The translation file is very simple: keys, values and that's it. This sample translates "Test Users" to Croatian language.

<?xml version="1.0"?>
<translations>
	<translation key="btn_testusers">
		<value>Testni korisnici</value>
	</translation>
          <-- etc -->
</translations>
Edit Luxor's code

Find out where Luxor reads its resources and just after an XML definition is read and just before it is sent further to the Luxor's system, transform it. The example is shown below.

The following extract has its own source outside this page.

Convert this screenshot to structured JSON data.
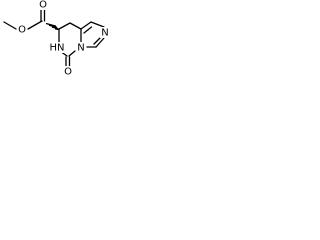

Necessary steps are:

  • Instantiate TransformerFactory and load the stylesheet
  • Assign the appropriate translation file
  • Do the actual transformation
  • Procede with transformated InputStream
Of course, this code could be written better: possible FileNotFound and other exceptions need to be handled, translation file name will almost certainly be read from some configuration file, stylesheet and translation file could be read from a jar file, TransformerFactory could be static field etc, but for this showcase this approach better shows what should be done.

class luxor.core.XulLoader
    public void load(String name) {
        try {

            // XSLT
            TransformerFactory tFactory = TransformerFactory.newInstance();
            Source xslSource =
                new StreamSource(new File("c:\\temp\\startup\\trans.xsl"));
            Transformer transformer = tFactory.newTransformer(xslSource);

            String transFilename = "translations_hr.xml"; // hrvatski
            transformer.setParameter("filename", transFilename);

            T.debug("loading xul file " + name);
            InputStream in = _loader.getResourceAsStream(name);

            Source xmlSource = new StreamSource(in);

            ByteArrayOutputStream baos = new ByteArrayOutputStream();
            transformer.transform(xmlSource, new StreamResult(baos));

            InputStream inTrans = new ByteArrayInputStream(baos.toByteArray());

            SAXBuilder builder = new SAXBuilder();
            Document doc = builder.build(inTrans);

            Element xul = doc.getRootElement();
            createElements(null, xul);
            T.debug("xul file " + name + " successfully loaded");
        }
        catch (JDOMException jex) {
            Xul.Error.XUL_PARSING_EXCEPTION(name, jex);
        }
        catch (TransformerException tce) {
            T.error(tce.getMessage());
        }
    }

And that's it. Build your custom luxor.jar and use it.

Another approach is to translate XML definitions off-line and make different builds for each language, but that would only confuse our customers so we decided not to do it.

On the other hand, Swixml does the same thing and has localization and internationalization already incorporated.